Diğer yandan 6098 sayılı TBK’nın (eski B.K. 125.md) “zamanaşımının başlangıcı” başlıklı 149. maddesinde (eski B.K. 128. md.) “Zamanaşımı, alacağın muaccel olmasıyla işlemeye başlar. Alacağın muaccel olmasının bir bildirime bağlı olduğu hâllerde, zamanaşımı bu bildirimin yapılabileceği günden işlemeye başlar.” düzenlemesi mevcuttur. Davaya konu alacak, 14.6.2004 tarihli satış vaadi sözleşmesinde yer alan “..iş bu meskenin kooperatif aidatı ve kooperatife ödenmesi gereken borçların tamamı satıcı olarak tarafıma ait olduğunu, alıcının kooperatife karşı hiçbir ödeme yapmayacağını kooperatif borçlarının tamamını ödeyeceğimi beyan ve taahhüt ederim.” düzenlemesine dayanmakta olup, gayrimenkul satış vaadi sözleşmesinin asli edimlerinden olan devir ya da satış bedelinin ödetilmesi istemine ilişkin olmayıp, davacılara devredilen kooperatif hissesi sebebiyle kooperatife yapılan ödemelere ilişkin olduğundan bu ödemeler nedeniyle zaman aşımı süresi borcun muaccel olmasıyla işlemeye başlar. Somut olayda davaya konu borcun, dava dışı kooperatifin 03.06.2012 tarihinde gerçekleştirilen 2011 yılı olağan genel kurul toplantısının 9.maddesine göre “2012 yılına ait çalışma programı ve tahmini bütçenin görüşülmesi ve karar altına alınması konusundaki teklifler sunuldu. Yapılan oylama sonucunda aylık 300,00TL lik toplam 4.500,00TL’lik 15 ay ödeme planı bütçesi kabul edildi.” kararı, yine 10.04.2011 tarihinde yapılan 2010 yılı genel kurul toplantısında genel giderlere katılım payı olarak 500,00TL ödenmesinin kararlaştırılması ile doğduğu anlaşılmaktadır. Hal böyle olunca, açıklanan hususlar dikkate alınarak işin esasına girilerek hasıl olacak sonuca uygun bir karar verilmesi gerekirken, hatalı değerlendirme ile yazılı şekilde karar verilmesi usul ve yasaya aykırı olup, bozmayı gerektirir.

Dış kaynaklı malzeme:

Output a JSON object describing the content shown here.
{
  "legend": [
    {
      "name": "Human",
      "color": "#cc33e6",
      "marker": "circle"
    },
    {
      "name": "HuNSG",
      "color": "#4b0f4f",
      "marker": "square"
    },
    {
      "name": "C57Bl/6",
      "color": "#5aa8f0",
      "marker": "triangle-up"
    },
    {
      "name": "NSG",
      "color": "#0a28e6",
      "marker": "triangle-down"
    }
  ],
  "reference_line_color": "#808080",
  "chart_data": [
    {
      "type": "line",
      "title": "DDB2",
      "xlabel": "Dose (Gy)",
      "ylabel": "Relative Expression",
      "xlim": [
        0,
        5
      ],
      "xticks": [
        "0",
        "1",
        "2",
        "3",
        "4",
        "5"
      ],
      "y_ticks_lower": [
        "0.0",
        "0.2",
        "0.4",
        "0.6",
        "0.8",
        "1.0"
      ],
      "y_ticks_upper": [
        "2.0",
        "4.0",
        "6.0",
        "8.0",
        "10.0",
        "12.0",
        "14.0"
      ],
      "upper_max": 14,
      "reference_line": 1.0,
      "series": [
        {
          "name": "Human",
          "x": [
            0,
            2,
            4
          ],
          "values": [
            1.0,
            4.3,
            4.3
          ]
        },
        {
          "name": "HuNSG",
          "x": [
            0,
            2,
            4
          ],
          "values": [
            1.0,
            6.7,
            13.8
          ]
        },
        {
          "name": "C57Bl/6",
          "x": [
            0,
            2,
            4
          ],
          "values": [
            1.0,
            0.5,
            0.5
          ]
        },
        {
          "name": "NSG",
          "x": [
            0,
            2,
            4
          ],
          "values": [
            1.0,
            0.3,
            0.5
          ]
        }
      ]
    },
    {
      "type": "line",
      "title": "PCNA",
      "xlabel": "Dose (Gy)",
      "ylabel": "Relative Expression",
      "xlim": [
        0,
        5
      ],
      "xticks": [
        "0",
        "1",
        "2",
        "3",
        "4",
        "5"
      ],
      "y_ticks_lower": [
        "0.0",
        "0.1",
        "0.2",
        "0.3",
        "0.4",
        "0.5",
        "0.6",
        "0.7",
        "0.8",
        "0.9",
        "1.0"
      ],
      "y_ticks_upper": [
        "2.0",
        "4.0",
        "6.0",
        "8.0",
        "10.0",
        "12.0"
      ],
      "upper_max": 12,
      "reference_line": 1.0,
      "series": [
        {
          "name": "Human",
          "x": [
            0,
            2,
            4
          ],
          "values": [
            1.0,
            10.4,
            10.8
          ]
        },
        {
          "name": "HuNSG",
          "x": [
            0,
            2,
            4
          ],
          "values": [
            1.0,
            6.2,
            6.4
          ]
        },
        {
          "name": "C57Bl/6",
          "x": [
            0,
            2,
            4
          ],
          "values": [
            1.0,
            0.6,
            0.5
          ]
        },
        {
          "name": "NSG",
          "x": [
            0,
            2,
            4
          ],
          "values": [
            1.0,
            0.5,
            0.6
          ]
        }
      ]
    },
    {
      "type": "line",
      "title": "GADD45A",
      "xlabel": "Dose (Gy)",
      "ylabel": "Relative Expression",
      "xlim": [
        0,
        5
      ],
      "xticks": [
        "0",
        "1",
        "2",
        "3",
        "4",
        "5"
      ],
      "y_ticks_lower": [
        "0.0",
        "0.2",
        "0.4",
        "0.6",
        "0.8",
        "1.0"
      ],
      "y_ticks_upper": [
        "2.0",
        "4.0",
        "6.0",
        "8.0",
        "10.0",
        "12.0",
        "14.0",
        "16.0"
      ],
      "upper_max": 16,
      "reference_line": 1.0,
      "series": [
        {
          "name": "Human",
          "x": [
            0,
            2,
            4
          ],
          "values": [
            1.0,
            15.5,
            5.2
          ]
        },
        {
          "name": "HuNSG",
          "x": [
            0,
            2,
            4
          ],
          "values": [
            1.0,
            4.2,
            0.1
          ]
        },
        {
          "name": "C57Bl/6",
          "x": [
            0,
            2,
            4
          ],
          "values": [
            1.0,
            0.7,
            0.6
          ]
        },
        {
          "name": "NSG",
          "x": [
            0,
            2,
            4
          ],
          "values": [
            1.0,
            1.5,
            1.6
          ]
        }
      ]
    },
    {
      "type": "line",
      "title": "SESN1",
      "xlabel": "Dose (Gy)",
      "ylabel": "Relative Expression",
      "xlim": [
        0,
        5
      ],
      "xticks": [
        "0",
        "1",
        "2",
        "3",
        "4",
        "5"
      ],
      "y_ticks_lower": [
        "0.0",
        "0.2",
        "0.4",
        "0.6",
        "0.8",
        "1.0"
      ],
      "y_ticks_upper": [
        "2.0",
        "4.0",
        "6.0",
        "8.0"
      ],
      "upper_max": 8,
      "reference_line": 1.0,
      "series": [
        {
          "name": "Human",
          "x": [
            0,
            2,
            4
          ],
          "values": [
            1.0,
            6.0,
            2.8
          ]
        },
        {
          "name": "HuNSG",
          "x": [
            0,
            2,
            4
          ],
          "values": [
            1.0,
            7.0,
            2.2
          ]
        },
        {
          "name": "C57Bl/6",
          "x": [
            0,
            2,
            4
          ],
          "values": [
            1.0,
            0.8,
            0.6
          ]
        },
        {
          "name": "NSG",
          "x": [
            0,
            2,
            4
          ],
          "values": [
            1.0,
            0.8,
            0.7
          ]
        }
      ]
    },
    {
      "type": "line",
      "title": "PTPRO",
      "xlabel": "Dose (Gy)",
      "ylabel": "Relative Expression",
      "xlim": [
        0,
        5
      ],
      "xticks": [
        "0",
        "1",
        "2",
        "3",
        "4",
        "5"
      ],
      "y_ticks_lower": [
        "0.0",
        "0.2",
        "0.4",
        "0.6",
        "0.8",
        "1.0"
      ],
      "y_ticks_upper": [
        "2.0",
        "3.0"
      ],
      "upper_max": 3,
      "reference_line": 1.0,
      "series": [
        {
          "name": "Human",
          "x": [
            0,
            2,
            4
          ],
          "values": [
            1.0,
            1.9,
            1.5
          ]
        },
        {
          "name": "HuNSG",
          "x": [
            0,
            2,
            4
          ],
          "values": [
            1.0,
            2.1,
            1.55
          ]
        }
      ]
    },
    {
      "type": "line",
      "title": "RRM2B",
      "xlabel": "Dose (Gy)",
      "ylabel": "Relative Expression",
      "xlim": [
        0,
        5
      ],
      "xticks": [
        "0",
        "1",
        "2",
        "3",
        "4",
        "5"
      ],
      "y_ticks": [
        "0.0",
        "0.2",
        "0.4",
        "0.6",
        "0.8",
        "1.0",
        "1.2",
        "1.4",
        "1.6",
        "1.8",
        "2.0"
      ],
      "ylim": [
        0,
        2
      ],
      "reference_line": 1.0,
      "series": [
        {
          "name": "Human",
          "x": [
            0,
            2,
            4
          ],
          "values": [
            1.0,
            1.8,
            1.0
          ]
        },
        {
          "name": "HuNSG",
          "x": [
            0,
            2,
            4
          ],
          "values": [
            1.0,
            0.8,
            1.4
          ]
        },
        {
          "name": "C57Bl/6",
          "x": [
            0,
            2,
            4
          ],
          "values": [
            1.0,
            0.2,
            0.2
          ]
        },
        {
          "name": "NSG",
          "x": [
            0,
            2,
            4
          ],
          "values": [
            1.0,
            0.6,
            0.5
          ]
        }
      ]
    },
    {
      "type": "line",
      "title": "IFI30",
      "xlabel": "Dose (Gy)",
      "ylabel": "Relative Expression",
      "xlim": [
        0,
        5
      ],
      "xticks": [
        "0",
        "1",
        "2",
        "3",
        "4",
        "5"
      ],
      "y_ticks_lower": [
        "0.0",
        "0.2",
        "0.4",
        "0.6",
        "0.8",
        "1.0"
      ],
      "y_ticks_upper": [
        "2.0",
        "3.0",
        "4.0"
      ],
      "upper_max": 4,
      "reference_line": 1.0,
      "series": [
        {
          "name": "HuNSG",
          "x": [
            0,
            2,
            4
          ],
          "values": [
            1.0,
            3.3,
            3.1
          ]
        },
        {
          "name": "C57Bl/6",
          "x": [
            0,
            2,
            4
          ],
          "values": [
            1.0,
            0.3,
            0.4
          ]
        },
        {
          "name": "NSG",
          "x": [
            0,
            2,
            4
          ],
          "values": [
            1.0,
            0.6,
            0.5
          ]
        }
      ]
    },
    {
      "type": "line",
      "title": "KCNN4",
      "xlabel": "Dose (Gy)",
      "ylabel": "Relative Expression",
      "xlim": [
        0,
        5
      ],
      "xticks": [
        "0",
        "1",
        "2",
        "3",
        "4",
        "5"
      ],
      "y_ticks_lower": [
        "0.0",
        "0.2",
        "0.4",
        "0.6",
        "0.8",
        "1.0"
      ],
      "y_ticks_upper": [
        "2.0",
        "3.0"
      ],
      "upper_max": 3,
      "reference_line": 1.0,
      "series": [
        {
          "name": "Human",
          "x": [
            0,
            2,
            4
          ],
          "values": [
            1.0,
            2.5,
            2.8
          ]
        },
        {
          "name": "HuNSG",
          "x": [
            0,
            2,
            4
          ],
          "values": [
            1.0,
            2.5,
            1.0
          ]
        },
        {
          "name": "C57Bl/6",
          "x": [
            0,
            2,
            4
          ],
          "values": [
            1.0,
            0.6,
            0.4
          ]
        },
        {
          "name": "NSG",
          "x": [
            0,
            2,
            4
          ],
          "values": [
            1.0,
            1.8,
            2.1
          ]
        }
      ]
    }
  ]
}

Bununla birlikte dava dilekçesinde davacı olarak gösterilen ... ...’nun karar başlığında yazılmamış olması HMK’nın 305/2 maddesi gereğince talep halinde mahallinde her zaman düzeltilebilecek maddi hata olması nedeniyle bozma nedeni yapılmamıştır.
SONUÇ: Yukarıda açıklanan nedenlerle temyiz olunan hükmün davacılar yararına BOZULMASINA, peşin alınan harcın istek halinde davacılara iadesine, HUMK’nun 440/III-1 maddesi uyarınca karar düzeltme yolu kapalı olmak üzere, 19/02/2020 gününde oybirliğiyle karar verildi.